Policymakers need data to make informed decisions. Local governments need data to justify policies like bans on single-use plastics. Federal agencies need information to set the conservation guidelines that protect endangered species. Data are also required to report on progress towards international policy targets, like the UN Sustainable Development Goals (SDGs).
But worldwide, we don’t have enough data to understand the current state of our environment, or effectively evaluate the impact of interventions. In 2018, Washington, DC banned plastic drinking straws while citing evidence that 3,500 straws were picked up during Potomac Watershed and Earth Day cleanup campaigns. But raw data are not openly available to evaluate the effectiveness of this ban or understand the value of banning straws over other single-use plastics. A federal review across air, water, land, built, and sociodemographic environments found both general data gaps and spatial and temporal bias across all domains. Internationally, we lack enough information to track global progress against 68% of the 93 environmental Sustainable Development Goals.
Some additional data exist but are not yet open and Findable, Accessible, Interoperable, and Reusable (FAIR).

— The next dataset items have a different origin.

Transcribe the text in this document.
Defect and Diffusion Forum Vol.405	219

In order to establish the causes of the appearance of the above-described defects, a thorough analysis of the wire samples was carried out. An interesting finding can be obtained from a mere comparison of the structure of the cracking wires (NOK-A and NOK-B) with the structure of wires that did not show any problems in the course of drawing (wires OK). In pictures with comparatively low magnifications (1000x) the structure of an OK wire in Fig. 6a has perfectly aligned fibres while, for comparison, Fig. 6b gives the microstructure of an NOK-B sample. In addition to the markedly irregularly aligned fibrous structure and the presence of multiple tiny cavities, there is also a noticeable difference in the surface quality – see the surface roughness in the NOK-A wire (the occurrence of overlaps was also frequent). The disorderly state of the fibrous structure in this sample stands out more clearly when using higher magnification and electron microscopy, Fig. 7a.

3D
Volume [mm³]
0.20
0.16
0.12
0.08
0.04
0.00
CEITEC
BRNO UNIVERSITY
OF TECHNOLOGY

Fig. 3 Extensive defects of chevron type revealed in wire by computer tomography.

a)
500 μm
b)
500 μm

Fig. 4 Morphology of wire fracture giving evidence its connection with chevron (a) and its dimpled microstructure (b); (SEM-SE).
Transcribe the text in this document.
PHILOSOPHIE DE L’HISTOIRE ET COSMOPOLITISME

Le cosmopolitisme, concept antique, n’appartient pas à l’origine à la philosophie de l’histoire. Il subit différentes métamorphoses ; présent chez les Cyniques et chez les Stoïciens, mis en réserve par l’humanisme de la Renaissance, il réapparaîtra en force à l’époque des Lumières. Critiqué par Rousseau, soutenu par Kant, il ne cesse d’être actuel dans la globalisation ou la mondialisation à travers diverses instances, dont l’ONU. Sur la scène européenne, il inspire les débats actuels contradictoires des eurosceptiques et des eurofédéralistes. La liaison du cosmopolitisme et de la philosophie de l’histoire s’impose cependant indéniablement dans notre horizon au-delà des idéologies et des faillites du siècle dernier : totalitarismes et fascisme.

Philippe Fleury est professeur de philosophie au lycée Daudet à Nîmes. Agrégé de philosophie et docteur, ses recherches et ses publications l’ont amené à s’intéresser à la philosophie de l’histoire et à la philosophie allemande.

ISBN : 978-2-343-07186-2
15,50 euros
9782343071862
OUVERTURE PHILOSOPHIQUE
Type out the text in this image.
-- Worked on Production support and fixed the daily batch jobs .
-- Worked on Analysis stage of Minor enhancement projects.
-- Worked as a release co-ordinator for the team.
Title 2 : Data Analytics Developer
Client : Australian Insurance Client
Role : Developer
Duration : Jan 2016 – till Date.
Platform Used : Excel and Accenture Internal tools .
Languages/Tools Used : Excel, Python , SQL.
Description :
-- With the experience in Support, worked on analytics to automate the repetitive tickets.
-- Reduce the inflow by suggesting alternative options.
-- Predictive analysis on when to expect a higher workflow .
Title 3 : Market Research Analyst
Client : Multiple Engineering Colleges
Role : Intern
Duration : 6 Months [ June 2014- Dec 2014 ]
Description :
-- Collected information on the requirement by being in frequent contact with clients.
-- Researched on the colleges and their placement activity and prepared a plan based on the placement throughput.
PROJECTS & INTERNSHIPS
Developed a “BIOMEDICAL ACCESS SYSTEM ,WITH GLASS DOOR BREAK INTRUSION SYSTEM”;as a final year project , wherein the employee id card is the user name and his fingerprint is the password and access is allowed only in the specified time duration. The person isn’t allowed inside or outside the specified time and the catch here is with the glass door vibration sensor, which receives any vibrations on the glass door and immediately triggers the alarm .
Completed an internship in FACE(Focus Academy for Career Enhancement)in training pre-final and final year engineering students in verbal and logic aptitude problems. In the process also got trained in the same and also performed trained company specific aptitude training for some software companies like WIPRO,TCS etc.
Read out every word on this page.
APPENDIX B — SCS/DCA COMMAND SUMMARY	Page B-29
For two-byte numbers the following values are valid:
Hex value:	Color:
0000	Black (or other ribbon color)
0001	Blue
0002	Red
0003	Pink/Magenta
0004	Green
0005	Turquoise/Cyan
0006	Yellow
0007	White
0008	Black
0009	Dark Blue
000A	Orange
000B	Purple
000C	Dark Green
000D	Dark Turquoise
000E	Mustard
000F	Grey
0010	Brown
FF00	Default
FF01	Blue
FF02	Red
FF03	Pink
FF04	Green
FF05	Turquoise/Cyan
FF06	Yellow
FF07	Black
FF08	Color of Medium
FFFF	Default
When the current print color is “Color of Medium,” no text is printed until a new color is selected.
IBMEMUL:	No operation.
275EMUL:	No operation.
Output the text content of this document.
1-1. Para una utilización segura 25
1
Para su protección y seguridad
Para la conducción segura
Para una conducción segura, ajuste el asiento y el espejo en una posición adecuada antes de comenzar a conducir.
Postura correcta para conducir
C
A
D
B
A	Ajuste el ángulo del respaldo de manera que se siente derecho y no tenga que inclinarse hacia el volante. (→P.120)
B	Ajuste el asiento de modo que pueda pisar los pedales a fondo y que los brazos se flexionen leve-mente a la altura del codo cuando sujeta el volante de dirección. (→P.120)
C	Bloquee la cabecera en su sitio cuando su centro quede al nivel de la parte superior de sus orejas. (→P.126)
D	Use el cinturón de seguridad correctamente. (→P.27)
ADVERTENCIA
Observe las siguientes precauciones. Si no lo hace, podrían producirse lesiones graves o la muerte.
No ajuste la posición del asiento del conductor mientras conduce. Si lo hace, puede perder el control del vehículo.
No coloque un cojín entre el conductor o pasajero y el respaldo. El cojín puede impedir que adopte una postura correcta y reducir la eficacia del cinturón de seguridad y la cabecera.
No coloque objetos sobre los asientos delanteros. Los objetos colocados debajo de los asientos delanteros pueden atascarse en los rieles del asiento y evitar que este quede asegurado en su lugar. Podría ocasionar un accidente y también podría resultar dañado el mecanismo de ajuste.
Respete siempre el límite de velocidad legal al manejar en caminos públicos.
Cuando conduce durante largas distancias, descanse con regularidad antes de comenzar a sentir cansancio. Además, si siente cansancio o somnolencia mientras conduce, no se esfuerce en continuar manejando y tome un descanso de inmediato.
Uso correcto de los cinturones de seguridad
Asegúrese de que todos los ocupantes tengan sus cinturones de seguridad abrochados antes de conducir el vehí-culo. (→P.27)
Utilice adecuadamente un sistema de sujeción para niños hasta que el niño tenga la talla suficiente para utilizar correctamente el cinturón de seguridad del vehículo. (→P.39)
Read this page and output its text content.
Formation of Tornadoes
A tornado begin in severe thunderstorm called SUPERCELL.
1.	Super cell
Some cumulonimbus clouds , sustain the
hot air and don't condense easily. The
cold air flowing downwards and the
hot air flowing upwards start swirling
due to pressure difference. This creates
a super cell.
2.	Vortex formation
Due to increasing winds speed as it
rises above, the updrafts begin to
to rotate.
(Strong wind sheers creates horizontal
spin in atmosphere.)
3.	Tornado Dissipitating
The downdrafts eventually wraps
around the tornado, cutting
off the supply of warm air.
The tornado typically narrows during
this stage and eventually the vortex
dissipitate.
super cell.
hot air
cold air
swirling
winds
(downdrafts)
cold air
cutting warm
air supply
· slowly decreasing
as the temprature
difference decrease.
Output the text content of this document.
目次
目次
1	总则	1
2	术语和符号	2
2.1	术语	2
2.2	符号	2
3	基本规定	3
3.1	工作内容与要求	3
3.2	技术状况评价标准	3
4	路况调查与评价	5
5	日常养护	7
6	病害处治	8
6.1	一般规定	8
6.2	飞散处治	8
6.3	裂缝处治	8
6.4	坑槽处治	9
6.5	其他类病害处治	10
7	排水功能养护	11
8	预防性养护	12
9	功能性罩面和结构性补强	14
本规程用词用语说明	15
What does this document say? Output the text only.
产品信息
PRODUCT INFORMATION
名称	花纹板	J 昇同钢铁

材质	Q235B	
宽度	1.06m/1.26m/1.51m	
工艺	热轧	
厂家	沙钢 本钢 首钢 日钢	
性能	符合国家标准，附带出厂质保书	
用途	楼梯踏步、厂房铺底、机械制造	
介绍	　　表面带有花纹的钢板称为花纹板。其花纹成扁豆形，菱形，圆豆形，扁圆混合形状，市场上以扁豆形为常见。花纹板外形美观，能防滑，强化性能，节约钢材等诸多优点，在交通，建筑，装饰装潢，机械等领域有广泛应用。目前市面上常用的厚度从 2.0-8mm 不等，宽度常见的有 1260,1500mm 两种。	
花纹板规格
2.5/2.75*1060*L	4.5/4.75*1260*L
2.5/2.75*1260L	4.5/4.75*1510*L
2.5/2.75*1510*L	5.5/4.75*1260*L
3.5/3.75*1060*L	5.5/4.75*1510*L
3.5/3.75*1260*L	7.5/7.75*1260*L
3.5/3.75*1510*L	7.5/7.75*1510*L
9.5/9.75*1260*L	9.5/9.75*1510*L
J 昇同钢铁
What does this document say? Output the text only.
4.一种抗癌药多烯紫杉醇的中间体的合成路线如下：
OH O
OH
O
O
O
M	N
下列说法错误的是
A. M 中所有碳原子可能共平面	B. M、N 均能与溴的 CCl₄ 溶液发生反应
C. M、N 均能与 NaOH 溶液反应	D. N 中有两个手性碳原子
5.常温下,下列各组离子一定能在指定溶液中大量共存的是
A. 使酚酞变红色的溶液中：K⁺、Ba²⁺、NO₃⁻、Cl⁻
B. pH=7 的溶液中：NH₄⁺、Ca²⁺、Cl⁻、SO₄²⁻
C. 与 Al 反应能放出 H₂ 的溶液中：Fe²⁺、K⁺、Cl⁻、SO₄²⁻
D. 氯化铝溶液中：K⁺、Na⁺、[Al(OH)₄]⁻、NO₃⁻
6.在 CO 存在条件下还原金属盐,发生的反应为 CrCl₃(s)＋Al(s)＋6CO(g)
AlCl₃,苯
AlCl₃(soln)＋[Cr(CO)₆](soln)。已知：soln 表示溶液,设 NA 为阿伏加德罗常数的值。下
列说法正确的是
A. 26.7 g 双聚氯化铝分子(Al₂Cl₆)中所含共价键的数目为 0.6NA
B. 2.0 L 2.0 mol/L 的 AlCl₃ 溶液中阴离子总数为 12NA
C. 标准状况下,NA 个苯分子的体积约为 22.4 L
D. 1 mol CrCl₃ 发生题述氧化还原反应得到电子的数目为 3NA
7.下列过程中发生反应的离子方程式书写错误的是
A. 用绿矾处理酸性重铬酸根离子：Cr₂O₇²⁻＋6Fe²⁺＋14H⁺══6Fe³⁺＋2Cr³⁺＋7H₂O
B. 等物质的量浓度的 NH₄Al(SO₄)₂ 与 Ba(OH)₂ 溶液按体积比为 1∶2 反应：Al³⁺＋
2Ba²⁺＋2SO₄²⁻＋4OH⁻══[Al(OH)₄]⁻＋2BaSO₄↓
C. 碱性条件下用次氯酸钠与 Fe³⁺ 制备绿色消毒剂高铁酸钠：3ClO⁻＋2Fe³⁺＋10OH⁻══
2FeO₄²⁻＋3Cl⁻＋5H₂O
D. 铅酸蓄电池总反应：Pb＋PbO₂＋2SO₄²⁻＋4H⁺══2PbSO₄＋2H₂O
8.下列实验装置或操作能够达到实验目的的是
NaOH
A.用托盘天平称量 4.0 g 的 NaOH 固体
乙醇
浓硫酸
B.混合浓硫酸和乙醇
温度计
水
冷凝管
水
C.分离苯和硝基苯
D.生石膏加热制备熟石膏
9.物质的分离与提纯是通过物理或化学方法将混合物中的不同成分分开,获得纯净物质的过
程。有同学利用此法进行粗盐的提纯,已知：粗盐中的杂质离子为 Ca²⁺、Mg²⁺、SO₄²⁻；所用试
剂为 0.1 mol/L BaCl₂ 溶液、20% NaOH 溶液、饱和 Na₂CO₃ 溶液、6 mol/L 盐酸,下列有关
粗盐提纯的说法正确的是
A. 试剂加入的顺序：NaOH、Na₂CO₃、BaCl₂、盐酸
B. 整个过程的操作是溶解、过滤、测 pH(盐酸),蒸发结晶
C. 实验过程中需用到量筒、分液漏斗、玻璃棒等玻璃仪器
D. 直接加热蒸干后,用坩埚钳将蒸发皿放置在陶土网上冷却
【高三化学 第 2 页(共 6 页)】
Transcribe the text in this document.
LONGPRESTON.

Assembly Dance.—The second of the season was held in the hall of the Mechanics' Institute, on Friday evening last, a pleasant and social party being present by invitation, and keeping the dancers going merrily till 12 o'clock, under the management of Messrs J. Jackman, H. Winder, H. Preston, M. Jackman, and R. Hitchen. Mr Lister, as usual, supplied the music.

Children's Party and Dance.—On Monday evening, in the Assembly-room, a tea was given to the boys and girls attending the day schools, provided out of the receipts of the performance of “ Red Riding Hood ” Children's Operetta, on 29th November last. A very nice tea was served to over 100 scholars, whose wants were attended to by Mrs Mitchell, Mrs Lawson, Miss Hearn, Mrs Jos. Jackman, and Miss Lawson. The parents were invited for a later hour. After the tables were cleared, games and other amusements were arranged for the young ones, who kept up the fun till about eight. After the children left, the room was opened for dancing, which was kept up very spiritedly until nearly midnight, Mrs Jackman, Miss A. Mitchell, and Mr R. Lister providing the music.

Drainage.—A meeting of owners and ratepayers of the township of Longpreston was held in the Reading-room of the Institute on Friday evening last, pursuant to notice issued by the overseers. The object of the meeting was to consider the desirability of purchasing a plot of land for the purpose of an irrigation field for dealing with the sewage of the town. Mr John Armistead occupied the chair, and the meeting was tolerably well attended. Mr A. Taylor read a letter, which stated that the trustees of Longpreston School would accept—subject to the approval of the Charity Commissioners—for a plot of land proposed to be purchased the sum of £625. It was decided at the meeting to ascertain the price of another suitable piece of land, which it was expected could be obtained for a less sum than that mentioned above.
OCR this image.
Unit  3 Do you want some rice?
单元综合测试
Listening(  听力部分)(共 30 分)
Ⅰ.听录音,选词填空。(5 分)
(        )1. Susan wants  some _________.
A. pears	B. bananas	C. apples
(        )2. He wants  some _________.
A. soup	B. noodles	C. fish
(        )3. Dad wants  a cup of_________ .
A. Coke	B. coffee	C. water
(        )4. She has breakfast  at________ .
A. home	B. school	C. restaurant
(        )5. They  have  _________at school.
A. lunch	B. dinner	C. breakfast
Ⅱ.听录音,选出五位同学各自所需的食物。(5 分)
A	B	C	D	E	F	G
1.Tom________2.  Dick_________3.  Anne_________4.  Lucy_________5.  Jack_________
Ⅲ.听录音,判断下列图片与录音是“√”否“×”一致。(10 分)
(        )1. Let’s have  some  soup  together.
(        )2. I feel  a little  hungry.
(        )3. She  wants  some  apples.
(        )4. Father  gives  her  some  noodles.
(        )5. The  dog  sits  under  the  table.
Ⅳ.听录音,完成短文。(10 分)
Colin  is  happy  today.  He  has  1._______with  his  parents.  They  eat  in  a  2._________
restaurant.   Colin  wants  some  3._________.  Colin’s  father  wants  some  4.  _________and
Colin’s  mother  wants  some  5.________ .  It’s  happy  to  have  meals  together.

To fill data gaps, we can open and remediate existing data, while using standards to collect new data through innovative methodologies that augment traditional reporting. Citizen science is one promising approach where members of the public voluntarily contribute to scientific research. By collecting information on scales and resolutions not achievable through professional activities alone, citizen science can help fill data gaps while engaging and educating public volunteers. A wealth of citizen science data already exists, though not all of it is open or FAIR. In addition, innovations in technology- like mobile applications (apps) and low-cost sensors for data collection, or data integration, visualization, and analysis tools- can support new data collection activities.